Typically the unit would lift off at 4am, before first light, to do pre-sunrise and sunrise photography. Once back at base camp, a mobile lab – set-up and operated by Technicolor, harnessing a colour-managed workflow specified by DI grader Peter Doyle – processed the footage and transmitted the deliverables back via mobile satellite to the post team in the UK. After some afternoon rest and relaxation, the camera team would take off again for evening shoots, with the resulting footage similarly processed and transferred during the night.

“The way I shoot digitally is exactly how I shoot with film,” says Braham. “I don’t do anything on set. I prefer it that my digital filmstock and the various deliverables are developed and processed by a lab to my specific colour requirement. These days there are a huge number of people who need be in the communication loop about the visual intent of the movie. Therefore, it’s crucial that your workflow is built on a rock, and that the artistic intent and colour integrity are transferred intact throughout the whole process.”

In this regard Braham is equally thankful for Doyle’s brilliant talents. “Peter is great at original thought, and understands the significance of preserving the look and the colour from source.
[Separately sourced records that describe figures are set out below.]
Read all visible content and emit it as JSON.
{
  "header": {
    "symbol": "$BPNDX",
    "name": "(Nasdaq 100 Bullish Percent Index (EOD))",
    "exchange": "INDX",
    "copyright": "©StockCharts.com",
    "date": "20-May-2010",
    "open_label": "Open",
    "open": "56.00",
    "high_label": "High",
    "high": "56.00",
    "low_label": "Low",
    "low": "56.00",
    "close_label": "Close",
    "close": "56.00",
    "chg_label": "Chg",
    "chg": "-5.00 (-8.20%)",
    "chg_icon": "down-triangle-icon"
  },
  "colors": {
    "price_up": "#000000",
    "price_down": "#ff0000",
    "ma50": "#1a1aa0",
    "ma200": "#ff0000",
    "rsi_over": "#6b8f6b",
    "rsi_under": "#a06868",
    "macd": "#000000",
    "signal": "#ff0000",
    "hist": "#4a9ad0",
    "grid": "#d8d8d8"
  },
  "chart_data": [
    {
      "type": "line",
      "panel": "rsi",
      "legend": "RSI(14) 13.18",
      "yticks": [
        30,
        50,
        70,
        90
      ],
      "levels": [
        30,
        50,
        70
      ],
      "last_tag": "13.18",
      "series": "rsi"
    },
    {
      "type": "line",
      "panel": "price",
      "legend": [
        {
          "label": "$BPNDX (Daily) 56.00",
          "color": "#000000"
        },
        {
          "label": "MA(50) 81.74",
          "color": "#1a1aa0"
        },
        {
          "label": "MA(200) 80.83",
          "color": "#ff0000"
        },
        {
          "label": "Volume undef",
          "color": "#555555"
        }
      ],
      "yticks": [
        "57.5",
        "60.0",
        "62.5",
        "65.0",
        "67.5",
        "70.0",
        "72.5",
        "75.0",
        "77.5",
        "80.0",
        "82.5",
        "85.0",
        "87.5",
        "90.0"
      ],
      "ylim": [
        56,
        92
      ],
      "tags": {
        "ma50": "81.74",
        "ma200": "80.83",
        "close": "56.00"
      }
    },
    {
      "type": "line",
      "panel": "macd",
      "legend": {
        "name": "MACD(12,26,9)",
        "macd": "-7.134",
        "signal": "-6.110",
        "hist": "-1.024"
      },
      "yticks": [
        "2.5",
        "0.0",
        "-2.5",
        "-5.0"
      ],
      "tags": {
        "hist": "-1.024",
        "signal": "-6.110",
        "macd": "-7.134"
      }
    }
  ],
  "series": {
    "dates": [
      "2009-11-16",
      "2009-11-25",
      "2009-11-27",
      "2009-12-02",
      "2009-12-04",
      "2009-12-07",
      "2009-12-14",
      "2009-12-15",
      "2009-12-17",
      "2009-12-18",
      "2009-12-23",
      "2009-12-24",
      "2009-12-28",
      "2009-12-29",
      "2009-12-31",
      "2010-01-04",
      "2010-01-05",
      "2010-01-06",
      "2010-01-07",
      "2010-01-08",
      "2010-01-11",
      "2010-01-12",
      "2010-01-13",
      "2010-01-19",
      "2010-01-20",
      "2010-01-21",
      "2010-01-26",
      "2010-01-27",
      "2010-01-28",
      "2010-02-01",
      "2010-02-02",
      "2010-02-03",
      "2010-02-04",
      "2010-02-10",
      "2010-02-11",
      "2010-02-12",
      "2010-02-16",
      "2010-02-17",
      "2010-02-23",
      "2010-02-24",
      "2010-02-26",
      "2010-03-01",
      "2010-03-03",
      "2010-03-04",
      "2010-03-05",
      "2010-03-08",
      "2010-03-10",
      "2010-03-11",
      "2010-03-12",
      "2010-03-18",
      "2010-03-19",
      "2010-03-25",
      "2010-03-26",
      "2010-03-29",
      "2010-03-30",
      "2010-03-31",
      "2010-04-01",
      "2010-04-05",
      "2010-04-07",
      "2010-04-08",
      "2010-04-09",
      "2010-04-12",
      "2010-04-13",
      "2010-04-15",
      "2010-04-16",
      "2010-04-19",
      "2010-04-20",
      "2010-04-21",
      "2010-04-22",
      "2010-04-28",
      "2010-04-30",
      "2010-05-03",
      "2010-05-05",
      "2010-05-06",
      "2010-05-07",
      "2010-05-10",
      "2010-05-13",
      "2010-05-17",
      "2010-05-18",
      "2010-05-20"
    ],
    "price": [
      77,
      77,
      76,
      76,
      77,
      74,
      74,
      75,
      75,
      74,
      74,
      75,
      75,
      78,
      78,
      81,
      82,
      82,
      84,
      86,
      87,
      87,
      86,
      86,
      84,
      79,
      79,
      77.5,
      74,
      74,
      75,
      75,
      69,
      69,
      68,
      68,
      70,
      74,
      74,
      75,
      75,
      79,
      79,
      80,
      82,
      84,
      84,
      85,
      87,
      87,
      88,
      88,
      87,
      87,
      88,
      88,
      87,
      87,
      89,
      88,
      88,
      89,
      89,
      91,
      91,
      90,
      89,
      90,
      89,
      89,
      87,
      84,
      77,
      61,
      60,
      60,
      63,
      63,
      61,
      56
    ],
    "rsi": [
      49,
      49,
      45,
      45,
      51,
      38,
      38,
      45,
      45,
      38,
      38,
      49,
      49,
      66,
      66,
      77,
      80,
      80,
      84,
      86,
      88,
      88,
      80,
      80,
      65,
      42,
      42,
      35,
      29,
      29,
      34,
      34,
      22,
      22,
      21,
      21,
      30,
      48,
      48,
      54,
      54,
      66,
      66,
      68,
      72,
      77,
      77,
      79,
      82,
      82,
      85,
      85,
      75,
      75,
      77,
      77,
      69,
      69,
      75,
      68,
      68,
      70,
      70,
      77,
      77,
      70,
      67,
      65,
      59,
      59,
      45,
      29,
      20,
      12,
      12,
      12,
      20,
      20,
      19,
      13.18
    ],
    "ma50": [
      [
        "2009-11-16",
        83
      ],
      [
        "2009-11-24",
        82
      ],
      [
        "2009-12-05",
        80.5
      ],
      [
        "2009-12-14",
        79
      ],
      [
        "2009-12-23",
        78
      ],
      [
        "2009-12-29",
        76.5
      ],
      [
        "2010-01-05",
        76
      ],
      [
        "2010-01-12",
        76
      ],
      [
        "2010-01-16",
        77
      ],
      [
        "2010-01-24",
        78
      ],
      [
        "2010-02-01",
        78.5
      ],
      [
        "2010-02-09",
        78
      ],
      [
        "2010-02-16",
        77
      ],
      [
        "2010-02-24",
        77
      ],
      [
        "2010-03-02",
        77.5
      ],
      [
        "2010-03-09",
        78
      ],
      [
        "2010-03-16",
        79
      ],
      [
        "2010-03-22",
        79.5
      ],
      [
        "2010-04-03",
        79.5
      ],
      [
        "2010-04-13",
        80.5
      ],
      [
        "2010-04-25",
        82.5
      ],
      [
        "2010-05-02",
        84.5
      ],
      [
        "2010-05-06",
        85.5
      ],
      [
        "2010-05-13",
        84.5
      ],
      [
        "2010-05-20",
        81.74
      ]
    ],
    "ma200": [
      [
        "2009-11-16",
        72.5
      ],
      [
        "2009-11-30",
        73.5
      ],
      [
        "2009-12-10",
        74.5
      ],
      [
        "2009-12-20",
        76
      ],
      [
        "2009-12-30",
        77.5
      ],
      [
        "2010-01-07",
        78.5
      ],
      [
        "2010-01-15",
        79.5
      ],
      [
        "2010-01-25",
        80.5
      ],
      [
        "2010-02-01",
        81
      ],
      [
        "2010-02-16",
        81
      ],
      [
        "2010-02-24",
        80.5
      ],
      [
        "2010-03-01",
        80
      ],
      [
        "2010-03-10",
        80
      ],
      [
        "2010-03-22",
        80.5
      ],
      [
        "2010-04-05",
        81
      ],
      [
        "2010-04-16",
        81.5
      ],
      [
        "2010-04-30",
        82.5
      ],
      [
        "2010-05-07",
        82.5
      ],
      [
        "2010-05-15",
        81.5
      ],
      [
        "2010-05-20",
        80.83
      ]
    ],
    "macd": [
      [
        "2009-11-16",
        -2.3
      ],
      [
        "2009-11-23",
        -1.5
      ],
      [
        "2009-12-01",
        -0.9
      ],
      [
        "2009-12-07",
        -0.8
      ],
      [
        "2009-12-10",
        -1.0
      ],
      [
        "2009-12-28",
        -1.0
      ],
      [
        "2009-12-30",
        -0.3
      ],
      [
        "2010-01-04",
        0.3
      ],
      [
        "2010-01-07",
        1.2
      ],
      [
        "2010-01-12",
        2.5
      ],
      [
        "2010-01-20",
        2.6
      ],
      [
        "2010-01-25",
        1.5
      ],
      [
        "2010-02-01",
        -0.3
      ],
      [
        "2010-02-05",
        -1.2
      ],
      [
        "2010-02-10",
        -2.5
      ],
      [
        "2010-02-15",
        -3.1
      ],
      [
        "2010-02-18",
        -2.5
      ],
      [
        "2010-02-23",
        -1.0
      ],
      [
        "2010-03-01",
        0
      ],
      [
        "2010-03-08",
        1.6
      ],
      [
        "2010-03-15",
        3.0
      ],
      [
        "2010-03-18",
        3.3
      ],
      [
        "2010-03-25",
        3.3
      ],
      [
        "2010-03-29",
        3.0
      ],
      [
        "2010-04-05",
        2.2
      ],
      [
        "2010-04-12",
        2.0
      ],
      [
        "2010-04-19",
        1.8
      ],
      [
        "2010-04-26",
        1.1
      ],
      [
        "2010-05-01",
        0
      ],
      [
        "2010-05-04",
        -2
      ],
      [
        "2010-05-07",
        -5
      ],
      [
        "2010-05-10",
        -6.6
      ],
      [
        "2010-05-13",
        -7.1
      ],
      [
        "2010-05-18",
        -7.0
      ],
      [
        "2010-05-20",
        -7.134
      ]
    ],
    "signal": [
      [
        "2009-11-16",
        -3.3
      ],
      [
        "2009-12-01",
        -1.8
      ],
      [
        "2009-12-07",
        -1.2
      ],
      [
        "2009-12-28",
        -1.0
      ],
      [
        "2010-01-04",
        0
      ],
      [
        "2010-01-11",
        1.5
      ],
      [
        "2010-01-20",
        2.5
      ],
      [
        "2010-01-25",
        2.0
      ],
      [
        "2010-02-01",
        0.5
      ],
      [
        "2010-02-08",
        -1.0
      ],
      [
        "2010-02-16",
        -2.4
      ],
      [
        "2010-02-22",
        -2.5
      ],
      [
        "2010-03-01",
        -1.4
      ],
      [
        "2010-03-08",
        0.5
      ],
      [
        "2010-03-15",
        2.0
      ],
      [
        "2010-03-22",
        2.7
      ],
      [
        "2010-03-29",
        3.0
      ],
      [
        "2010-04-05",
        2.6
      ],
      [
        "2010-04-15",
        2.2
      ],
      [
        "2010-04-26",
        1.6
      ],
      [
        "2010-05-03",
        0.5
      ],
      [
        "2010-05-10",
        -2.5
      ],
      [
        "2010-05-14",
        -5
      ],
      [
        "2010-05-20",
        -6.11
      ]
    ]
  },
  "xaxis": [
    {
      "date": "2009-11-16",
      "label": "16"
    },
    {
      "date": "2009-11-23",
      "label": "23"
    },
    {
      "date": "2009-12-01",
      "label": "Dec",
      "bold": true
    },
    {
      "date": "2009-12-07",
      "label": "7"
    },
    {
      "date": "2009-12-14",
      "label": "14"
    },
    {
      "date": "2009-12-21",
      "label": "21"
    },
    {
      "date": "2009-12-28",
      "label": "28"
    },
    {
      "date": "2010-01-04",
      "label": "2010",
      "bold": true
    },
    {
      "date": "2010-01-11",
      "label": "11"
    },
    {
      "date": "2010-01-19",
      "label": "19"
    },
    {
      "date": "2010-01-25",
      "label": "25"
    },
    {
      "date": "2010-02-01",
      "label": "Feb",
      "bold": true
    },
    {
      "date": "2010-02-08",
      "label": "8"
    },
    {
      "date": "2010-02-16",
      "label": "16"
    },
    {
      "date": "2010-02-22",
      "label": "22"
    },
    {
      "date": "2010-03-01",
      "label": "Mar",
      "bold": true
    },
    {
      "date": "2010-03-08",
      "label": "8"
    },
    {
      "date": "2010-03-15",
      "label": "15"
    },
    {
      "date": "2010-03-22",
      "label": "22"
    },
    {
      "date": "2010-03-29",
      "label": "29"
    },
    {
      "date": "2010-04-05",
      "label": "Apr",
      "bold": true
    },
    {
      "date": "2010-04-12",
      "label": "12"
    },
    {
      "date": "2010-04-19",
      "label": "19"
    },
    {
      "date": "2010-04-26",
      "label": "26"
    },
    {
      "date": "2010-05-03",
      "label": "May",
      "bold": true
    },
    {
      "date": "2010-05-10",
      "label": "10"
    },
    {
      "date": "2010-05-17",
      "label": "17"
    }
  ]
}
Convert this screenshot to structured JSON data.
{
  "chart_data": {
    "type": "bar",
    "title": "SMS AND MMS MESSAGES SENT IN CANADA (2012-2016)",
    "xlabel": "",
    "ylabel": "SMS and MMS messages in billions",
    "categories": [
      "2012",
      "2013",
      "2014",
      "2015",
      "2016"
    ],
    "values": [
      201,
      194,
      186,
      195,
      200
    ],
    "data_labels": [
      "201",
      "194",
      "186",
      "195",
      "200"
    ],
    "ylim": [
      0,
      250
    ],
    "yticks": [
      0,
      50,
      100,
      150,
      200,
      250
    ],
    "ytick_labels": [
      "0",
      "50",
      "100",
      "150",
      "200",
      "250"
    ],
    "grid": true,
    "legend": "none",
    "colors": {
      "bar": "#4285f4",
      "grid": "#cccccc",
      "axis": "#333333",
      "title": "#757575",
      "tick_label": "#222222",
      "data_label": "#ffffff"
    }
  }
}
He helped establish an ACES colour pipeline on the production, and designed the blueprint for the workflow from the Leavesden and Gabon shoots.”

Braham completed the DI with Doyle at Technicolor in London. “We focussed on the usual things such as skin tones, the interplay of highlight and shadow, and finessing the colour arc across the movie. But Peter is an unusual combination of photographic aesthete and technical authority. Whilst there was some grain added to embed the movie and help the suspension of disbelief, we tried hard not to put a veil between the audience and the screen, and you are not aware of that in the final projected image.”

Braham concludes: “Production is all about collaboration. It’s a team effort involving direction, production design, camera, editing, VFX, DI and technology vendors. We evolved The Legend of Tarzan together, as a collaborative effort, and I think it worked really well. The end result is the sort of movie I would want to go to see at the cinema.”